Pergilah, kejar mimpimu. Pergilah bersama (BF/N) karena aku yakin kalian berdua akan berbahagia bersama setelah ini. Aku yakin (BF/N) akan melakukan yang terbaik untukmu. Kelak, kita akan bertemu lagi di suatu tempat dan di waktu yang tepat.
Sekali lagi, terima kasih (F/N) (L/N).
Salam,
Kise Ryōta.
Bulir demi bulir air mata tergenang dari kedua mata (F/N), (F/N) tidak sanggup berkata-kata kembali. (F/N) tidak tahu dengan apa Ia akan membalas kebaikan Kise. Bahkan, (F/N) tidak berbuat banyak untuk Kise. Tetapi pada detik terakhir, (F/N) sadar bahwa Ia mencintai Kise.
"Kh-"
"Apa kau akan pergi, (F/N)?"
"Tentu saja. Aku tidak akan menyia-nyiakan apa yang sudah Kise berikan kepadaku."

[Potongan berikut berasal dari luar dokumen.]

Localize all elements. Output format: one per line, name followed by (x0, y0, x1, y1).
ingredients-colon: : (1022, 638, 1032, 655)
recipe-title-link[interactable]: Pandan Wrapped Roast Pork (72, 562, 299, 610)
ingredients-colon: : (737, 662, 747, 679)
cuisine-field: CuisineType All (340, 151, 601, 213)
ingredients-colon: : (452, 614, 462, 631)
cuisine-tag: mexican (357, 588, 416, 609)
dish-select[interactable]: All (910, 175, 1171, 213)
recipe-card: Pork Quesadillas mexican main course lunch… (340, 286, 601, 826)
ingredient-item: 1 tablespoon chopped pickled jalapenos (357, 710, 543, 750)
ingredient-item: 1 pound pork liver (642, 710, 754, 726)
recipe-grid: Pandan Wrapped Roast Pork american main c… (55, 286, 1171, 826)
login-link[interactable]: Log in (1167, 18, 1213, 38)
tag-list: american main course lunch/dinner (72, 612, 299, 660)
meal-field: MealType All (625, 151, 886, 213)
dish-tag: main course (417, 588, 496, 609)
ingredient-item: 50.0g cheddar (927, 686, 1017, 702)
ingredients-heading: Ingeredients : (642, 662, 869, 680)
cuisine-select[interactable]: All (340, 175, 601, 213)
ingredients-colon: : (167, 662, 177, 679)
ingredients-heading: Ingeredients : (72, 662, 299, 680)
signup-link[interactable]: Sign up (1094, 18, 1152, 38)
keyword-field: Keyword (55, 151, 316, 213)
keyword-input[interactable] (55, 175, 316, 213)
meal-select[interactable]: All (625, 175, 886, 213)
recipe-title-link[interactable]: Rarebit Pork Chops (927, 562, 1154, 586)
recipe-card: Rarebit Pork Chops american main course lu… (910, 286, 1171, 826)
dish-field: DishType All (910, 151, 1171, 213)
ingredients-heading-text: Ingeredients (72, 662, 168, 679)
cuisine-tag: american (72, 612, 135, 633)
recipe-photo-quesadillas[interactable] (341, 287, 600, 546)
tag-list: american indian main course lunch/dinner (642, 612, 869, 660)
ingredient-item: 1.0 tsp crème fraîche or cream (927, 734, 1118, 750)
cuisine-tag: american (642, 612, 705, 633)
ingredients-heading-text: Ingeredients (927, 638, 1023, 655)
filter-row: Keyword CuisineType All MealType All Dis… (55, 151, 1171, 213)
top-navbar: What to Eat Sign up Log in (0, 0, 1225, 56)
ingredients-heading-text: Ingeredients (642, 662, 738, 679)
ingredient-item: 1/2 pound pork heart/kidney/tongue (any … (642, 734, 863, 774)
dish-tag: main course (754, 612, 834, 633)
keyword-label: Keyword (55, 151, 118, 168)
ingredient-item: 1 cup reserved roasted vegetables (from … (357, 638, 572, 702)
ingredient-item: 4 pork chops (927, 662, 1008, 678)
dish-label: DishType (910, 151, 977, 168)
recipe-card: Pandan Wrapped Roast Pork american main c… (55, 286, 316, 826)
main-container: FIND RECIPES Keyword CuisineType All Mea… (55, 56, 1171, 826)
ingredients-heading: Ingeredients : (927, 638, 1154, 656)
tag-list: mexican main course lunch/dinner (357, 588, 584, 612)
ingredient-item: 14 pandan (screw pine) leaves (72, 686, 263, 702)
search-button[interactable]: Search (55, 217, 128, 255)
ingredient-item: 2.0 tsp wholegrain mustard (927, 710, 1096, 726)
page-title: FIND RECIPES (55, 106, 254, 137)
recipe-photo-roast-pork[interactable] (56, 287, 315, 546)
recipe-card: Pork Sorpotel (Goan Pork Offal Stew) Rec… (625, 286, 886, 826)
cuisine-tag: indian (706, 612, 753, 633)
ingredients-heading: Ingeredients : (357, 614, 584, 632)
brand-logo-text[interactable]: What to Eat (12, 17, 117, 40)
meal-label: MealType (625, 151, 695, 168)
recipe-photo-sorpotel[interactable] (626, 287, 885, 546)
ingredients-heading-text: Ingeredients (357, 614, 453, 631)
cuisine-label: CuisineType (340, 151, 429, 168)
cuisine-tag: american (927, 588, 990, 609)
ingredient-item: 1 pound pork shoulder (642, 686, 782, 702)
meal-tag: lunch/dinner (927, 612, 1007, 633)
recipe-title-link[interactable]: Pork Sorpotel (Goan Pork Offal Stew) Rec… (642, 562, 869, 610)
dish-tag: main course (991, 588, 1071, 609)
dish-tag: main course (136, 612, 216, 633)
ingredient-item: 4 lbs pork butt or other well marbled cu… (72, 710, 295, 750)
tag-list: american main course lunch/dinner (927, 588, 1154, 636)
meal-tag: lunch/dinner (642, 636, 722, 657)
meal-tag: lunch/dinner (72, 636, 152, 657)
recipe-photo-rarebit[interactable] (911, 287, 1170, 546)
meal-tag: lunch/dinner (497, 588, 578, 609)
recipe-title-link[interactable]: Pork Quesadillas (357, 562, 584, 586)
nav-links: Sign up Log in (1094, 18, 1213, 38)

(F/N) pun mengikat kuat dan menerima fakta bahwa Ia juga mencintai Kise. Perlahan, (F/N) pun belajar untuk melupakan perasaan yang sia-sia ini. (F/N) pun menyongsong kembali hidupnya untuk masa depan yang lebih baik dari sebelumnya. Ketika (F/N) berhasil menjadi sukses dan terkenal, (F/N) akan berkata,
"Aku sangat berterima kasih kepada Kise Ryōta, seseorang yang membuatku dapat menjajak di tempat ini."
Hanya kalimat khas tersebut yang menjadi dasar ataupun pembukaan jika setiap orang bertanya siapa yang membuatnya sukses atau penting bagi karier (F/N). Setidaknya, (F/N) tidak melupakan dengan entengnya orang yang /sempat/ Ia cintai itu.